Ask AI to map your course against the “before-after-bridge” framework: what problem does your student start with, what transformation do they want, and does every lesson move them closer? If there are jumps or missing bridges, AI will flag them.
The Before-After-Bridge Model
Think of your course as a journey with three checkpoints. Before: the student’s current state (frustrated, stuck, losing money). After: where they want to be (confident, profitable, free). Bridge: the lessons in between that take them from Before to After. A complete curriculum never skips the bridge steps.
For a trainer teaching sales scripts, the journey looks like this: Before (afraid of rejection, rambling pitches, losing deals) → Lesson 1 (psychology of objections) → Lesson 2 (script framework) → Lesson 3 (objection responses) → Lesson 4 (practice with feedback) → After (confident, closing deals). Every step moves the student forward. If you jump from psychology straight to practice with no script framework, there’s a gap in the bridge.
How AI Maps This for You
Paste your lesson outline into Claude and ask: “Here’s my course outline. The student starts [describe the Before state]. The goal is [describe the After state]. Walk me through my lessons and show me: does each lesson move the student closer to the goal? Where are the jumps?” Claude will read through and say things like: “Lesson 5 teaches advanced tactics, but lessons 2–4 never teach the basics. Students will be lost.”

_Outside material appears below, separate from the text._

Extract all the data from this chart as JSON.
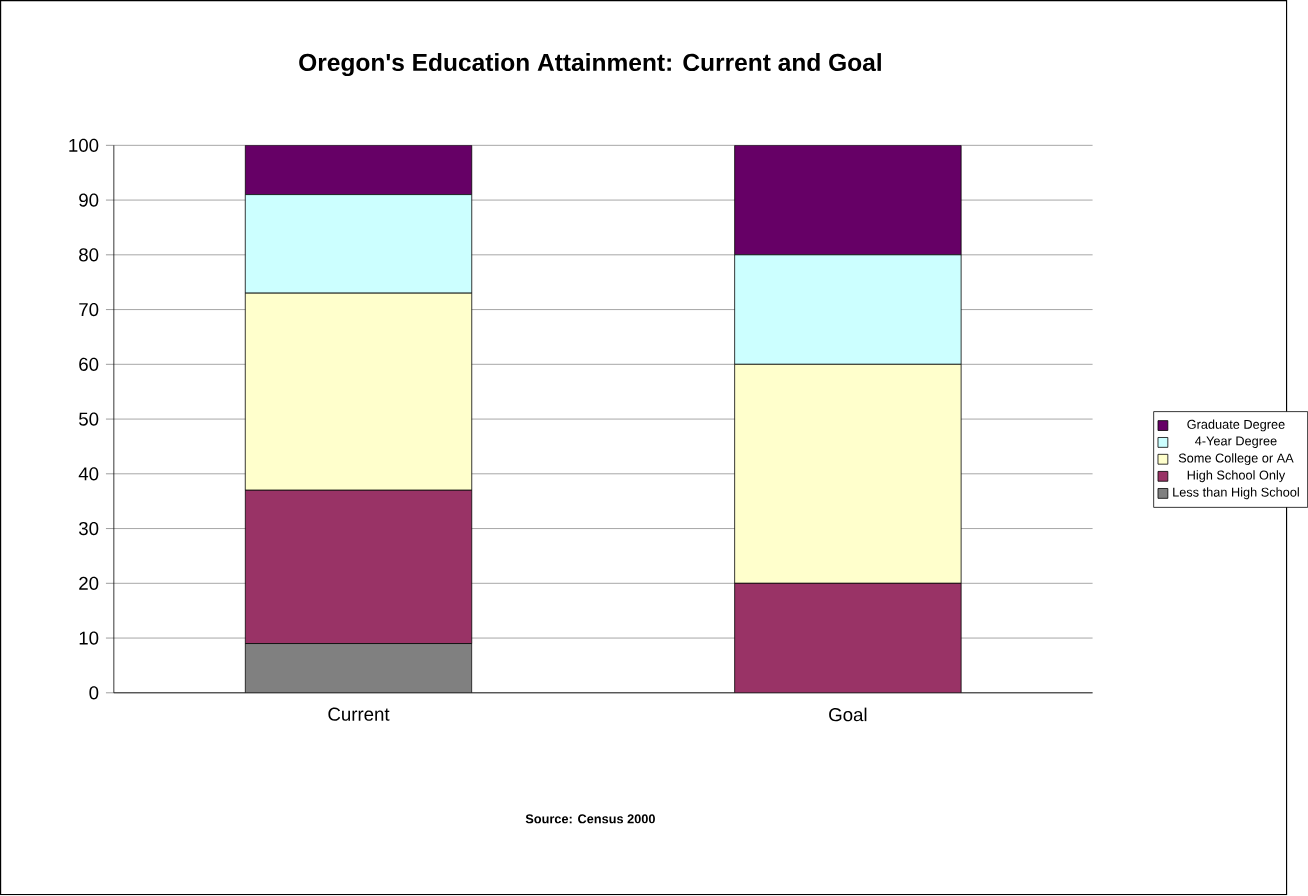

This works for consultants, coaches, and educators alike. A consultant teaching brand strategy might ask: “Do my lessons take someone from ‘no brand strategy’ to ‘implemented strategy’? Or do they stop at theory?” Claude can identify whether you’re teaching thinking without doing, or doing without thinking.
What This Means for Educators
Most courses have gaps because they’re built lesson-by-lesson, not journey-by-journey. You add a lesson because you think it’s important, without checking if it connects to the previous lesson or prepares for the next one. The before-after-bridge check forces you to think sequentially. It turns a list of lessons into a path.

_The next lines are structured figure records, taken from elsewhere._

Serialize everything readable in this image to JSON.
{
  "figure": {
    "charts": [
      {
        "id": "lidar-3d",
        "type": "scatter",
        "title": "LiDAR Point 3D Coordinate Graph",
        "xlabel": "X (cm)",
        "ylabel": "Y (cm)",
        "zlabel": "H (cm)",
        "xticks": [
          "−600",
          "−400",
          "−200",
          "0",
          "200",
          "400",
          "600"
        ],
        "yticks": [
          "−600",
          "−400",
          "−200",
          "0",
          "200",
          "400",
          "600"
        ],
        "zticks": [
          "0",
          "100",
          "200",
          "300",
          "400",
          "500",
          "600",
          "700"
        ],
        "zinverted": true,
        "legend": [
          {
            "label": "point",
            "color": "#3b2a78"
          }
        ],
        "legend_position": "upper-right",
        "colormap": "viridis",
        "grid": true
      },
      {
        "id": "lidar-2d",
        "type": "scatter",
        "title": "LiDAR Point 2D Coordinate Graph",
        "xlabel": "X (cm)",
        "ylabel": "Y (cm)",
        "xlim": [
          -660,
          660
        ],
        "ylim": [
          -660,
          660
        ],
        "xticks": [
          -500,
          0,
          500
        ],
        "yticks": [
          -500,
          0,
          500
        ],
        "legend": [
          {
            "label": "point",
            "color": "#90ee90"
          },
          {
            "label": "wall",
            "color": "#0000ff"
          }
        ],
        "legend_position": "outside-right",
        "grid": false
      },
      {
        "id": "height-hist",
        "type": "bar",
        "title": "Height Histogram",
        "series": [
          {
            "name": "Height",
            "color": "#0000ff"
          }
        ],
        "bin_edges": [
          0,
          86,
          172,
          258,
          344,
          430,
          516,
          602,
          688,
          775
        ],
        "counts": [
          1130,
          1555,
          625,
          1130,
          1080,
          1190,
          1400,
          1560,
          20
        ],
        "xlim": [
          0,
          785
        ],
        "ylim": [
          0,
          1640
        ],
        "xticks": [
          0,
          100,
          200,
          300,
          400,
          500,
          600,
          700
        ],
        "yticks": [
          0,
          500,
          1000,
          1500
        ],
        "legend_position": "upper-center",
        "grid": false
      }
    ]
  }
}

This also protects advanced students from abandoning you. If they feel like lessons jump around, they assume you don’t know your stuff. When every lesson builds on the last, they trust you. The journey is coherent.
Check Your Course This Week
Spend 20 minutes: write down the Before state your students arrive in, the After state you promise, and list all your lessons. Paste that into Claude with the question: “Is there a logical bridge? Where would a student get lost?” Use Claude’s feedback to reorder lessons or add connective content. The goal: every lesson should feel like a natural next step.